VERBRAUCHERINFORMATION
Experten sehen noch Defizite
Den letzten Anstoß gab wohl der Gammelfleischskandal. Umetikettiertes verdorbenes Fleisch, und das gleich tonnenweise. Nicht der erste Lebensmittelskandal in Deutschland, aber einer, der die Verbraucher nachhaltig verunsichert und das Vertrauen in die Sicherheit der Lebensmittel erschüttert hat. So jedenfalls bewerten es die Koalitionsfraktionen, die nun die Verbraucherinformation verbessern wollen. Dazu haben sie den Entwurf eines neuen Verbraucherinformationsgesetzes ( 16/5404 ) vorgelegt. Er soll für Kunden mehr Transparenz schaffen und auf Täter abschreckend wirken. Die Mehrheit der Experten in einer öffentlichen Anhörung im Verbraucherschutzausschuss war am 13. Juni jedoch skeptisch, ob dieses Ziel erreicht werden kann.
Peter Schaar, Bundesbeauftragter für Datenschutz, begrüßte das Anliegen, die Rechte auf Verbraucherinformation zu erweitern. Die in dem Gesetzentwurf enthaltenen Regelungen reichten dazu allerdings nicht aus. Schaar sprach sich für eine Erweiterung des Gesetzes über Lebens- und Futtermittel hinaus auf sonstige Produkte und Dienstleistungen aus. Außerdem kritisierte er die seiner Ansicht nach zu weit gefassten Schutzrechte der Unternehmen, die mit Hinweis auf Betriebs- und Geschäftsgeheimnisse Informationen verweigern könnten. Auch der Einzelsachverständige Professor Hansjürgen Garstka kritisierte, dass Unternehmen per Selbstdefinition festlegen dürften, was ein Betriebs- und Geschäftsgeheimnis sei. Dies sei "völlig unangemessen". Der Bund für Lebensmittelrecht und Lebensmittelkunde (BLL) sieht hingegen in dem Gesetz einen angemessenen Ausgleich zwischen dem Informationsinteresse der Verbraucher und dem Schutzinteresse der Industrie gewährleistet. So seien insbesondere die Regelungen zu den verfassungsmäßig geschützten Betriebs- und Geschäftsgeheimnissen zu begrüßen. Aus Sicht des Bundesrates, so der Vertreter des Verbraucherschutzministeriums Nordrhein- Westfalen, sei mit dem Gesetz ein erster Schritt zu mehr Transparenz gelungen. Nötig sei nun eine Evaluation des Gesetzes, um in einigen Jahren das Verbraucherinformationsrecht weiterentwickeln zu können.

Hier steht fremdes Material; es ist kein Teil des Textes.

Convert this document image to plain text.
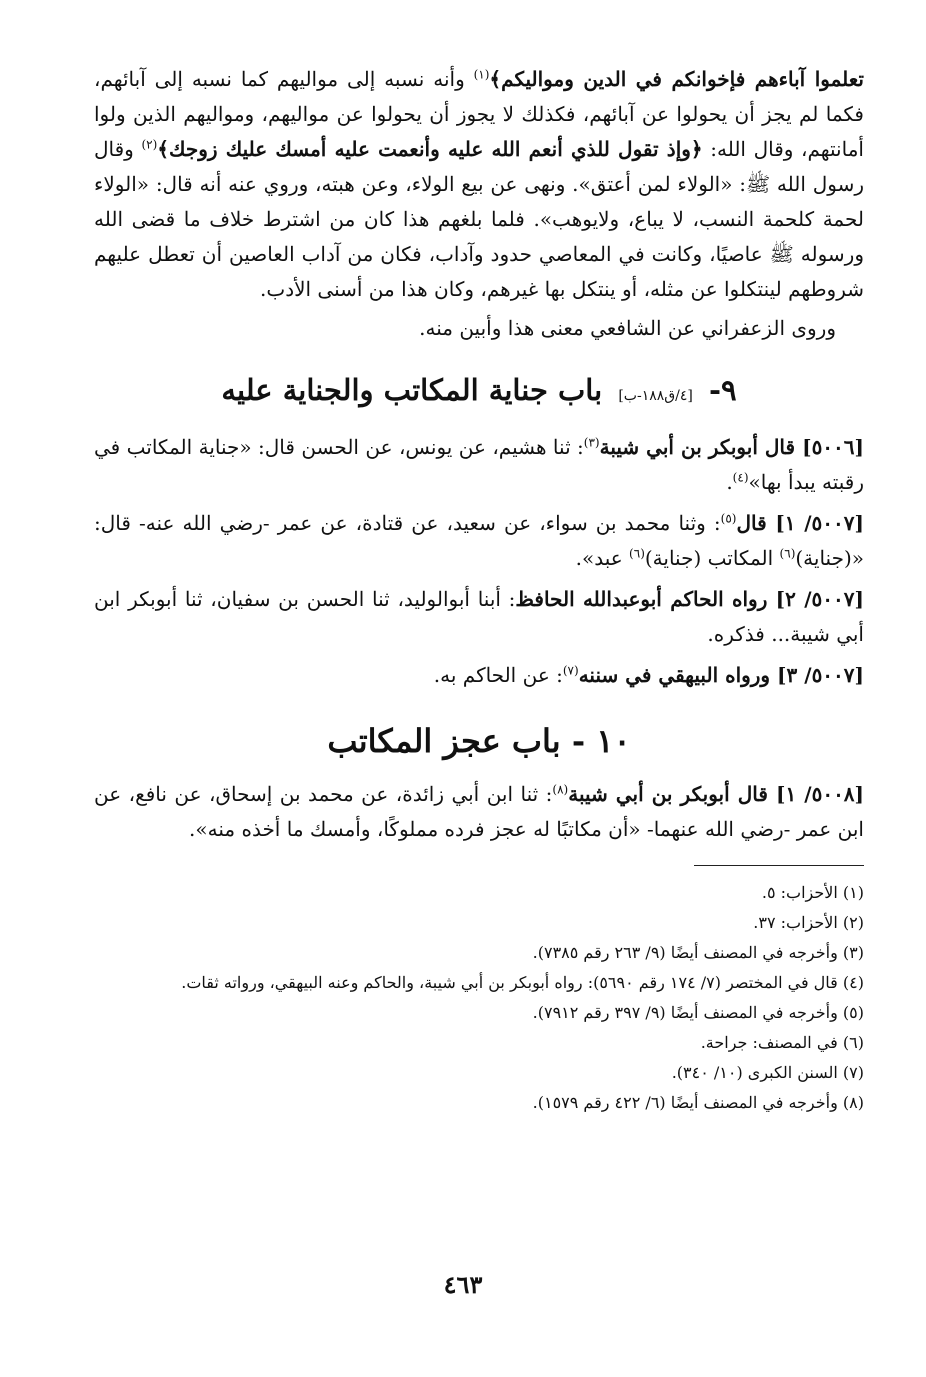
تعلموا آباءهم فإخوانكم في الدين ومواليكم﴾$^{(١)}$ وأنه نسبه إلى مواليهم كما نسبه إلى آبائهم، فكما لم يجز أن يحولوا عن آبائهم، فكذلك لا يجوز أن يحولوا عن مواليهم، ومواليهم الذين ولوا أمانتهم، وقال الله: ﴿وإذ تقول للذي أنعم الله عليه وأنعمت عليه أمسك عليك زوجك﴾$^{(٢)}$ وقال رسول الله ﷺ: «الولاء لمن أعتق». ونهى عن بيع الولاء، وعن هبته، وروي عنه أنه قال: «الولاء لحمة كلحمة النسب، لا يباع، ولايوهب». فلما بلغهم هذا كان من اشترط خلاف ما قضى الله ورسوله ﷺ عاصيًا، وكانت في المعاصي حدود وآداب، فكان من آداب العاصين أن تعطل عليهم شروطهم لينتكلوا عن مثله، أو ينتكل بها غيرهم، وكان هذا من أسنى الأدب.

وروى الزعفراني عن الشافعي معنى هذا وأبين منه.

٩- [٤/ق١٨٨-ب] باب جناية المكاتب والجناية عليه

[٥٠٠٦] قال أبوبكر بن أبي شيبة$^{(٣)}$: ثنا هشيم، عن يونس، عن الحسن قال: «جناية المكاتب في رقبته يبدأ بها»$^{(٤)}$.

[٥٠٠٧/ ١] قال$^{(٥)}$: وثنا محمد بن سواء، عن سعيد، عن قتادة، عن عمر -رضي الله عنه- قال: «(جناية)$^{(٦)}$ المكاتب (جناية)$^{(٦)}$ عبد».

[٥٠٠٧/ ٢] رواه الحاكم أبوعبدالله الحافظ: أبنا أبوالوليد، ثنا الحسن بن سفيان، ثنا أبوبكر ابن أبي شيبة... فذكره.

[٥٠٠٧/ ٣] ورواه البيهقي في سننه$^{(٧)}$: عن الحاكم به.

١٠ - باب عجز المكاتب

[٥٠٠٨/ ١] قال أبوبكر بن أبي شيبة$^{(٨)}$: ثنا ابن أبي زائدة، عن محمد بن إسحاق، عن نافع، عن ابن عمر -رضي الله عنهما- «أن مكاتبًا له عجز فرده مملوكًا، وأمسك ما أخذه منه».

(١) الأحزاب: ٥.
(٢) الأحزاب: ٣٧.
(٣) وأخرجه في المصنف أيضًا (٩/ ٢٦٣ رقم ٧٣٨٥).
(٤) قال في المختصر (٧/ ١٧٤ رقم ٥٦٩٠): رواه أبوبكر بن أبي شيبة، والحاكم وعنه البيهقي، ورواته ثقات.
(٥) وأخرجه في المصنف أيضًا (٩/ ٣٩٧ رقم ٧٩١٢).
(٦) في المصنف: جراحة.
(٧) السنن الكبرى (١٠/ ٣٤٠).
(٨) وأخرجه في المصنف أيضًا (٦/ ٤٢٢ رقم ١٥٧٩).
٤٦٣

Das Verbraucherinformationsgesetz trage seinen Namen zu Unrecht, kritisierte CorA, ein Netzwerk für Unternehmensverantwortung. Solange es Unternehmen möglich sei, mit dem Verweis auf Geschäftsgeheimnisse Informationen zu verweigern, sei ein verantwortliches Verbraucherverhalten nicht möglich. Gefordert wurde außerdem, den Geltungsbereich des Gesetzes auszuweiten. Dem stimmte die Stiftung Warentest zu. Es sei nicht einzusehen, dass das Gesetz für technische Geräte sowie für Finanzdienstleistungen nicht gelten solle.
Der Bundesverband der Verbraucherzentralen forderte eine Definition des Begriffs "Betriebs- und Geschäftsgeheimnis". Außerdem müsse es möglich sein "Ross und Reiter" zu benennen, etwa durch vergleichende Übersichten zur Pestizidbelastung von Obst und Gemüse, wie es in den USA schon lange üblich sei.